Para ahli mengatakan serangan panas yang menewaskan jamaah haji di Arab Saudi diyakini terkait erat dengan perubahan iklim, yang disebabkan oleh perilaku manusia.

Haji tahun ini yang dimulai pada 14 Juni diikuti oleh hampir 2 juta umat Islam dari 180 negara. Seperti tahun lalu, panas kembali meningkat.

Ayman Ghulam, direktur Pusat Meteorologi Nasional Arab Saudi, mengatakan kepada DW: “Musim haji tahun ini diperkirakan akan meningkatkan suhu rata-rata di Mekah dan Madinah sebesar 1,5 hingga 2 derajat Celcius.”

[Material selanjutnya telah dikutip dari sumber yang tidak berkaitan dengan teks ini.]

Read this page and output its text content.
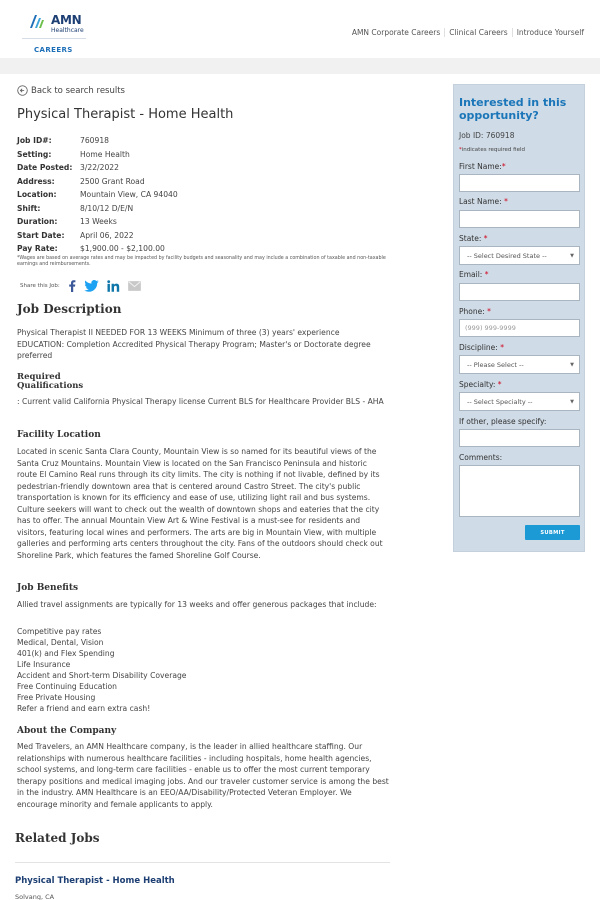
AMN
Healthcare
CAREERS
AMN Corporate Careers	Clinical Careers	Introduce Yourself
Back to search results
Physical Therapist - Home Health
Job ID#:	760918
Setting:	Home Health
Date Posted: 3/22/2022
Address:	2500 Grant Road
Location:	Mountain View, CA 94040
Shift:	8/10/12 D/E/N
Duration:	13 Weeks
Start Date:	April 06, 2022
Pay Rate:	$1,900.00 - $2,100.00

*Wages are based on average rates and may be impacted by facility budgets and seasonality and may include a combination of taxable and non-taxable earnings and reimbursements.

Share this Job:
Job Description

Physical Therapist II NEEDED FOR 13 WEEKS Minimum of three (3) years' experience EDUCATION: Completion Accredited Physical Therapy Program; Master's or Doctorate degree preferred

Required
Qualifications

: Current valid California Physical Therapy license Current BLS for Healthcare Provider BLS - AHA

Facility Location

Located in scenic Santa Clara County, Mountain View is so named for its beautiful views of the Santa Cruz Mountains. Mountain View is located on the San Francisco Peninsula and historic route El Camino Real runs through its city limits. The city is nothing if not livable, defined by its pedestrian-friendly downtown area that is centered around Castro Street. The city's public transportation is known for its efficiency and ease of use, utilizing light rail and bus systems. Culture seekers will want to check out the wealth of downtown shops and eateries that the city has to offer. The annual Mountain View Art & Wine Festival is a must-see for residents and visitors, featuring local wines and performers. The arts are big in Mountain View, with multiple galleries and performing arts centers throughout the city. Fans of the outdoors should check out Shoreline Park, which features the famed Shoreline Golf Course.

Job Benefits

Allied travel assignments are typically for 13 weeks and offer generous packages that include:

Competitive pay rates
Medical, Dental, Vision
401(k) and Flex Spending
Life Insurance
Accident and Short-term Disability Coverage
Free Continuing Education
Free Private Housing
Refer a friend and earn extra cash!
About the Company

Med Travelers, an AMN Healthcare company, is the leader in allied healthcare staffing. Our relationships with numerous healthcare facilities - including hospitals, home health agencies, school systems, and long-term care facilities - enable us to offer the most current temporary therapy positions and medical imaging jobs. And our traveler customer service is among the best in the industry. AMN Healthcare is an EEO/AA/Disability/Protected Veteran Employer. We encourage minority and female applicants to apply.

Related Jobs
Physical Therapist - Home Health
Solvang, CA
Interested in this opportunity?
Job ID: 760918
*indicates required field
First Name:*
Last Name: *
State: *
-- Select Desired State --	▼
Email: *
Phone: *
(999) 999-9999
Discipline: *
-- Please Select --	▼
Specialty: *
-- Select Specialty --	▼
If other, please specify:
Comments:
SUBMIT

Di Mekkah, suhu kemungkinan akan meningkat karena suhu rata-rata bisa mencapai sekitar 44 derajat Celcius.

Untuk meredam panas, seluruh alun-alun utama di Mekkah dan Madinah dilengkapi dengan sistem pendingin portabel. Selain itu, lantai Masjidil Haram Mekkah dan tenda-tenda di sekitarnya akan dipanaskan.

Persoalannya, ibadah haji tidak hanya dilakukan di lingkungan ber-AC. Jamaah haji harus menghabiskan 30 jam di luar ruangan, termasuk satu hari antara matahari terbit dan terbenam di Arafah.

Juru Bicara Kementerian Kesehatan Arab Saudi Mohammad Al-Abdali menyatakan, pada Minggu (16/6), lebih dari 2.760 jemaah haji menderita sengatan matahari dan panas menyengat. Saat itu, suhu di Mekkah mencapai 47 derajat Celcius.

Pada tahun 2023, suhu juga meningkat hingga 48 derajat Celcius. Menurut surat kabar lokal Saudi Gazette, sekitar 8.400 jamaah menderita tekanan panas.

Menurut penelitian terbaru yang diterbitkan dalam Journal of Travel Medicine, jamaah haji dari negara-negara yang suhunya tidak terlalu hangat memiliki kemungkinan 4,5 kali lebih besar untuk meninggal dibandingkan penduduk lokal yang terbiasa dengan suhu yang lebih tinggi. Krisis iklim

Peningkatan suhu yang membahayakan jamaah haji erat kaitannya dengan perubahan iklim global.

Sebuah studi yang dilakukan oleh Universitas Sains dan Teknologi Raja Abdullah (KAUST) di Arab Saudi menemukan bahwa suhu telah meningkat sebesar 0,48 derajat per dekade selama 40 tahun terakhir.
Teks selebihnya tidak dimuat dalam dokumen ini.